Supreme court sides with Tennessee over Mississippi in water dispute
The Supreme Court on Monday sided with Tennessee in a water dispute with Mississippi, ruling that the court should divide up the water that’s in an aquifer between the states to determine how much each can use.
In a unanimous decision, the high court rejected Mississippi’s attempt to get damages from Tennessee for pumping water from the resource.
Instead, the judges decided that waters should be governed by “equitable apportionment,” a process by which the court allocates how much of the water each state can use.
This process is often used in water disputes between two states, but the new ruling is the first time it is applied to an aquifer — where groundwater is held in rocks or sediment — that sits between two states.
The judges said that Mississippi is wrong to try to claim all of the groundwater that’s located underneath it since the waters flow between states.
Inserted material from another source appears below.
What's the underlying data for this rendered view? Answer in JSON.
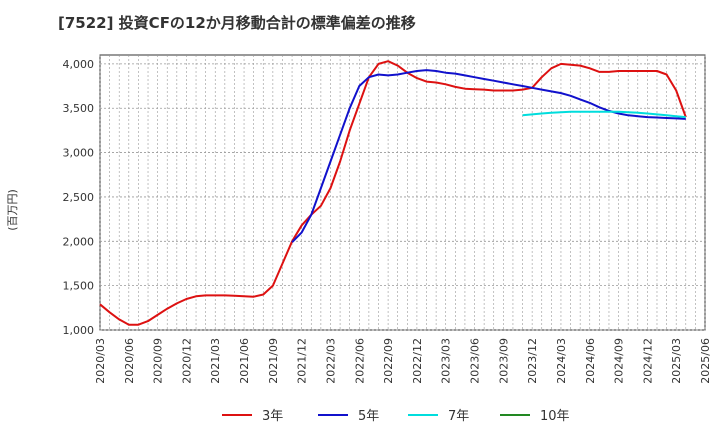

“Mississippi’s ownership approach would allow an upstream State to completely cut off flow to a downstream one, a result contrary to our equitable apportionment jurisprudence,” said the opinion, which was penned by Chief Justice John Roberts.
The judges previously appeared skeptical of Mississippi’s claims during oral arguments last month. The state argued at the time that Tennessee was acting “extraterritorially” when it set up pumps near the states’ border to access water under Mississippi.
Asked for comment, a spokesperson for Mississippi’s attorney general’s office said via email, “We respect the decision of the Court.”